杨姨说到这儿,突然闭嘴了,她敏感地察觉到“20岁”这个字眼出口时,孟宴礼像被一根无形的刺扎了一下,那是他的心病。

看着孟宴礼垂下的眼睑,杨姨心疼地换了个话题:“那个......宴礼啊,你说,我们要不要请黄栌过来吃个便饭?她在这边也没什么人照顾,偶尔过来吃顿饭也不错吧?”

孟宴礼摇头:“不用。”

说完,他走进书房。

杨姨没再说话。

一般孟宴礼进书房,就是不希望别人打扰。

她轻轻叹了一声,下楼去照看院子里的那些花草去了。

孟宴礼不请黄栌来家里吃饭,是觉得人家女孩子不方便。

如果黄栌是和黄茂康一起来青漓,孟宴礼自当做东,请客接风。但黄栌一个女孩子,和他只是匆匆一面,要是突然被邀来家里吃饭,估计又不好意思推辞,来了不得不尬聊。

如坐针毡的,没必要。

手机里有几通未接来电,孟宴礼戴上无线耳机,坐在椅子里回拨了电话。

下午阳光不错,透过窗子落在书桌上,照片里一家四口笑容欢乐的照片,令孟宴礼稍微走了个神。

会议电话一般时常都比较久。

主要是他这个人,手机常年静音。所有人都知道,急事他是不处理的,找他也没用。

他能不能接到电话,发出去的信息几天会回,那都是随缘的事儿。

时间长了,礼一次,就迅猛输出,直接把后面1、2个月能想到的问题都说了。

通话中途,放在桌面上的手机亮了一下,有新消息进来。

孟宴礼懒懒靠在椅子里,转着一支笔,没急着去看。

挂断电话后,孟宴礼把无线耳机摘了丢在桌面上,翻开一本记事本,写了几笔,把怕自己遗忘的内容记下来。

随后,他按亮手机,点开新消息。

忙了半天,孟宴礼几乎把给黄栌发过语音的事情忘了。

冷不丁看见“小黄栌”三个字,他还怔了一下,点开看,黄栌给他回了一条文字:

【孟叔叔,谢谢你。你真是个大好人。】

他看见信息时,也许笑了一声,也许没有。

这只是他生活里微不足道的一件小事,很快被孟宴礼忘在脑后。

等他再想起黄栌这个人,已经是一周之后。

那天天气不太好,头天夜里下了一阵暴雨,杨姨种的很多花都被雨给砸趴下了,满地花瓣,折断了好几支开得正旺的白色月季。

孟宴礼起床时,杨姨正站在庭院里心疼地嘟囔着什么,老阿姨一辈子不会骂人,翻来覆去只怨念地重复着几句话,“真是的”“怎么偏赶夜里下”“可怜了我的花”......

孟宴礼知道,杨姨这满院的花打理下来其实也辛苦。

他披了件外套,下楼安慰杨姨:“断了的花插花瓶里,还能再开几天。”

“不知道还会不会再下雨。”

杨姨担忧地望着阴沉的天色,“也许我应该支几个小棚子遮一下的。”

杨姨有风湿,阴雨天会骨头痛。

孟宴礼也怕她忙了半天白挨累,拿出手机,打算查一下天气预报,也就是在这个时候,黄茂康打来电话,恰巧被孟宴礼接到。
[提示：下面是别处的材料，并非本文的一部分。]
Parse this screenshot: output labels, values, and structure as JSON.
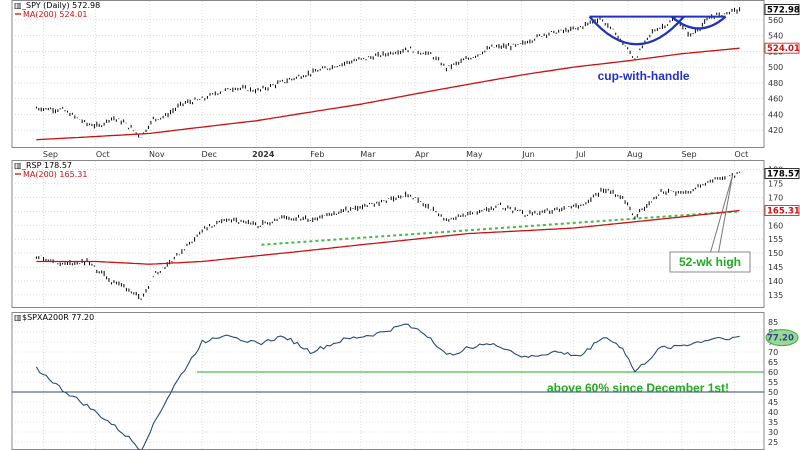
{
  "chart_data": [
    {
      "type": "line",
      "panel": "top",
      "title": "_SPY (Daily) 572.98",
      "series": [
        {
          "name": "_SPY (Daily)",
          "style": "ohlc",
          "color": "#000000",
          "last": "572.98",
          "x": [
            "2023-08-28",
            "2023-09-12",
            "2023-09-26",
            "2023-10-03",
            "2023-10-10",
            "2023-10-17",
            "2023-10-27",
            "2023-11-03",
            "2023-11-10",
            "2023-11-20",
            "2023-12-01",
            "2023-12-10",
            "2023-12-20",
            "2024-01-02",
            "2024-01-12",
            "2024-01-24",
            "2024-02-08",
            "2024-02-22",
            "2024-03-08",
            "2024-03-28",
            "2024-04-10",
            "2024-04-19",
            "2024-05-03",
            "2024-05-15",
            "2024-05-30",
            "2024-06-14",
            "2024-07-02",
            "2024-07-16",
            "2024-07-25",
            "2024-08-05",
            "2024-08-15",
            "2024-08-28",
            "2024-09-06",
            "2024-09-18",
            "2024-10-04"
          ],
          "y": [
            448,
            446,
            428,
            425,
            436,
            430,
            412,
            434,
            438,
            454,
            459,
            468,
            474,
            470,
            478,
            487,
            497,
            506,
            513,
            523,
            516,
            499,
            512,
            525,
            527,
            542,
            548,
            562,
            543,
            510,
            545,
            560,
            540,
            564,
            573
          ]
        },
        {
          "name": "MA(200)",
          "color": "#cc1111",
          "last": "524.01",
          "x": [
            "2023-08-28",
            "2023-10-01",
            "2023-11-01",
            "2023-12-01",
            "2024-01-01",
            "2024-02-01",
            "2024-03-01",
            "2024-04-01",
            "2024-05-01",
            "2024-06-01",
            "2024-07-01",
            "2024-08-01",
            "2024-09-01",
            "2024-10-04"
          ],
          "y": [
            408,
            412,
            416,
            424,
            432,
            443,
            453,
            466,
            478,
            490,
            500,
            508,
            517,
            524
          ]
        }
      ],
      "ylim": [
        400,
        580
      ],
      "yticks": [
        420,
        440,
        460,
        480,
        500,
        520,
        540,
        560
      ],
      "annotation": "cup-with-handle"
    },
    {
      "type": "line",
      "panel": "middle",
      "title": "_RSP 178.57",
      "series": [
        {
          "name": "_RSP",
          "style": "ohlc",
          "color": "#000000",
          "last": "178.57",
          "x": [
            "2023-08-28",
            "2023-09-12",
            "2023-09-26",
            "2023-10-10",
            "2023-10-20",
            "2023-10-27",
            "2023-11-03",
            "2023-11-15",
            "2023-12-01",
            "2023-12-15",
            "2024-01-02",
            "2024-01-17",
            "2024-02-01",
            "2024-02-20",
            "2024-03-10",
            "2024-03-28",
            "2024-04-10",
            "2024-04-19",
            "2024-05-08",
            "2024-05-20",
            "2024-06-03",
            "2024-06-20",
            "2024-07-05",
            "2024-07-18",
            "2024-07-29",
            "2024-08-05",
            "2024-08-20",
            "2024-09-06",
            "2024-09-20",
            "2024-10-04"
          ],
          "y": [
            149,
            146,
            147,
            140,
            137,
            133,
            142,
            148,
            158,
            162,
            160,
            163,
            162,
            165,
            168,
            171,
            166,
            162,
            165,
            167,
            164,
            165,
            167,
            173,
            170,
            163,
            172,
            172,
            177,
            178.6
          ]
        },
        {
          "name": "MA(200)",
          "color": "#cc1111",
          "last": "165.31",
          "x": [
            "2023-08-28",
            "2023-10-01",
            "2023-11-01",
            "2023-12-01",
            "2024-01-01",
            "2024-02-01",
            "2024-03-01",
            "2024-04-01",
            "2024-05-01",
            "2024-06-01",
            "2024-07-01",
            "2024-08-01",
            "2024-09-01",
            "2024-10-04"
          ],
          "y": [
            147,
            147,
            146,
            147,
            149,
            151,
            153,
            155,
            157,
            158,
            159,
            161,
            163,
            165.3
          ]
        }
      ],
      "trendline": {
        "x": [
          "2024-01-04",
          "2024-10-04"
        ],
        "y": [
          153,
          165
        ],
        "color": "#44bb44",
        "style": "dotted"
      },
      "ylim": [
        131,
        182
      ],
      "yticks": [
        135,
        140,
        145,
        150,
        155,
        160,
        165,
        170,
        175,
        180
      ],
      "annotation": "52-wk high"
    },
    {
      "type": "line",
      "panel": "bottom",
      "title": "$SPXA200R 77.20",
      "series": [
        {
          "name": "$SPXA200R",
          "color": "#2a4a7a",
          "last": "77.20",
          "x": [
            "2023-08-28",
            "2023-09-12",
            "2023-09-26",
            "2023-10-10",
            "2023-10-20",
            "2023-10-27",
            "2023-11-03",
            "2023-11-15",
            "2023-12-01",
            "2023-12-15",
            "2024-01-02",
            "2024-01-17",
            "2024-02-01",
            "2024-02-20",
            "2024-03-10",
            "2024-03-28",
            "2024-04-10",
            "2024-04-19",
            "2024-05-08",
            "2024-05-20",
            "2024-06-03",
            "2024-06-20",
            "2024-07-05",
            "2024-07-18",
            "2024-07-29",
            "2024-08-05",
            "2024-08-20",
            "2024-09-06",
            "2024-09-20",
            "2024-10-04"
          ],
          "y": [
            62,
            51,
            43,
            34,
            27,
            21,
            34,
            53,
            75,
            79,
            74,
            78,
            70,
            76,
            79,
            84,
            77,
            68,
            74,
            73,
            67,
            70,
            68,
            78,
            72,
            60,
            72,
            74,
            77,
            77.2
          ]
        }
      ],
      "hlines": [
        {
          "y": 60,
          "color": "#22aa22"
        },
        {
          "y": 50,
          "color": "#2a4a7a"
        }
      ],
      "ylim": [
        22,
        88
      ],
      "yticks": [
        25,
        30,
        35,
        40,
        45,
        50,
        55,
        60,
        65,
        70,
        75,
        80,
        85
      ],
      "annotation": "above 60% since December 1st!"
    }
  ],
  "x_axis": {
    "ticks": [
      {
        "date": "2023-09-01",
        "label": "Sep"
      },
      {
        "date": "2023-10-01",
        "label": "Oct"
      },
      {
        "date": "2023-11-01",
        "label": "Nov"
      },
      {
        "date": "2023-12-01",
        "label": "Dec"
      },
      {
        "date": "2024-01-01",
        "label": "2024"
      },
      {
        "date": "2024-02-01",
        "label": "Feb"
      },
      {
        "date": "2024-03-01",
        "label": "Mar"
      },
      {
        "date": "2024-04-01",
        "label": "Apr"
      },
      {
        "date": "2024-05-01",
        "label": "May"
      },
      {
        "date": "2024-06-01",
        "label": "Jun"
      },
      {
        "date": "2024-07-01",
        "label": "Jul"
      },
      {
        "date": "2024-08-01",
        "label": "Aug"
      },
      {
        "date": "2024-09-01",
        "label": "Sep"
      },
      {
        "date": "2024-10-01",
        "label": "Oct"
      }
    ],
    "range": [
      "2023-08-14",
      "2024-10-18"
    ]
  },
  "colors": {
    "grid": "#c8c8c8",
    "price": "#000000",
    "ma": "#cc1111",
    "cup": "#2233bb",
    "green": "#22aa22",
    "breadth": "#2a4a7a"
  }
}
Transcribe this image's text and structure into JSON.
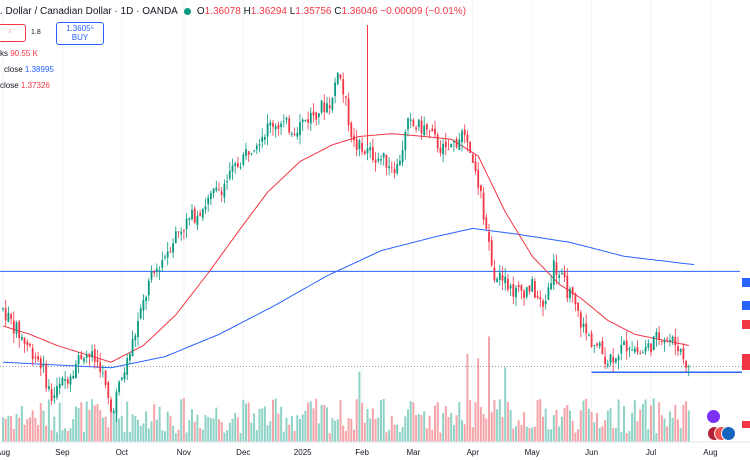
{
  "header": {
    "symbol": ". Dollar / Canadian Dollar · 1D · OANDA",
    "open_label": "O",
    "open": "1.36078",
    "high_label": "H",
    "high": "1.36294",
    "low_label": "L",
    "low": "1.35756",
    "close_label": "C",
    "close": "1.36046",
    "change": "−0.00009 (−0.01%)"
  },
  "trade": {
    "sell_price": "⁷",
    "spread": "1.8",
    "buy_price": "1.3605⁵",
    "buy_label": "BUY"
  },
  "indicators": [
    {
      "label": "ks",
      "value": "90.55 K",
      "color": "#f23645"
    },
    {
      "label": "close",
      "value": "1.38995",
      "color": "#2962ff"
    },
    {
      "label": "close",
      "value": "1.37326",
      "color": "#f23645"
    }
  ],
  "colors": {
    "up": "#089981",
    "down": "#f23645",
    "ma50": "#f23645",
    "ma200": "#2962ff",
    "level": "#2962ff"
  },
  "chart_data": {
    "type": "candlestick",
    "x_tick_labels": [
      "Aug",
      "Sep",
      "Oct",
      "Nov",
      "Dec",
      "2025",
      "Feb",
      "Mar",
      "Apr",
      "May",
      "Jun",
      "Jul",
      "Aug"
    ],
    "x_tick_positions_index": [
      0,
      22,
      44,
      67,
      89,
      111,
      133,
      152,
      174,
      196,
      218,
      240,
      262
    ],
    "ylim": [
      1.3305,
      1.4855
    ],
    "horizontal_levels": [
      1.3946,
      1.3584
    ],
    "last_price": 1.36046,
    "waypoints": [
      [
        0,
        1.381
      ],
      [
        6,
        1.372
      ],
      [
        14,
        1.362
      ],
      [
        18,
        1.349
      ],
      [
        24,
        1.357
      ],
      [
        30,
        1.366
      ],
      [
        36,
        1.361
      ],
      [
        40,
        1.344
      ],
      [
        46,
        1.362
      ],
      [
        54,
        1.39
      ],
      [
        64,
        1.408
      ],
      [
        72,
        1.416
      ],
      [
        82,
        1.426
      ],
      [
        92,
        1.44
      ],
      [
        100,
        1.448
      ],
      [
        108,
        1.446
      ],
      [
        116,
        1.452
      ],
      [
        122,
        1.456
      ],
      [
        124,
        1.468
      ],
      [
        130,
        1.44
      ],
      [
        138,
        1.436
      ],
      [
        146,
        1.432
      ],
      [
        150,
        1.447
      ],
      [
        156,
        1.446
      ],
      [
        164,
        1.437
      ],
      [
        170,
        1.444
      ],
      [
        176,
        1.426
      ],
      [
        182,
        1.394
      ],
      [
        190,
        1.387
      ],
      [
        196,
        1.389
      ],
      [
        200,
        1.381
      ],
      [
        204,
        1.397
      ],
      [
        210,
        1.386
      ],
      [
        216,
        1.372
      ],
      [
        224,
        1.363
      ],
      [
        232,
        1.369
      ],
      [
        236,
        1.365
      ],
      [
        244,
        1.372
      ],
      [
        250,
        1.368
      ],
      [
        254,
        1.36
      ]
    ],
    "ma50_waypoints": [
      [
        0,
        1.375
      ],
      [
        10,
        1.372
      ],
      [
        20,
        1.368
      ],
      [
        30,
        1.365
      ],
      [
        40,
        1.362
      ],
      [
        52,
        1.368
      ],
      [
        64,
        1.379
      ],
      [
        76,
        1.394
      ],
      [
        88,
        1.41
      ],
      [
        98,
        1.423
      ],
      [
        110,
        1.434
      ],
      [
        122,
        1.44
      ],
      [
        132,
        1.443
      ],
      [
        144,
        1.444
      ],
      [
        156,
        1.443
      ],
      [
        166,
        1.442
      ],
      [
        176,
        1.436
      ],
      [
        186,
        1.416
      ],
      [
        196,
        1.4
      ],
      [
        206,
        1.39
      ],
      [
        214,
        1.385
      ],
      [
        224,
        1.377
      ],
      [
        234,
        1.372
      ],
      [
        244,
        1.37
      ],
      [
        254,
        1.368
      ]
    ],
    "ma200_waypoints": [
      [
        0,
        1.362
      ],
      [
        20,
        1.361
      ],
      [
        40,
        1.36
      ],
      [
        60,
        1.364
      ],
      [
        80,
        1.372
      ],
      [
        100,
        1.382
      ],
      [
        120,
        1.393
      ],
      [
        140,
        1.402
      ],
      [
        160,
        1.407
      ],
      [
        174,
        1.41
      ],
      [
        190,
        1.408
      ],
      [
        210,
        1.405
      ],
      [
        230,
        1.4
      ],
      [
        256,
        1.397
      ]
    ],
    "volume_scale_max": 50,
    "volume_spikes": [
      [
        172,
        40
      ],
      [
        176,
        38
      ],
      [
        180,
        48
      ],
      [
        186,
        34
      ],
      [
        132,
        32
      ]
    ]
  }
}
电话接通,黄茂康飞快地说:“宴礼,你这几天有没有看到黄栌?”

“没有。”被这样一问,孟晏礼直觉事情不简单。

黄茂康的声音里难得显露焦急:“那黄栌有没有和你说过她住哪了?我昨晚傍晚给她打电话她没接,今早也没回电话。刚才我又打了一个,关机,你说她能不能是出什么事情了?”

黄茂康这个爸爸,对女儿太过“放手”。

黄栌来孟宴礼家送茶的隔天,也就是孟宴礼添加黄栌微信的那天,他和黄茂康通过一次电话。

孟宴礼并不是一个爱管闲事的人,但他那天在电话里委婉提醒过黄茂康,一个女孩子,在暑假第二天千里迢迢跑到小城镇来,不安全。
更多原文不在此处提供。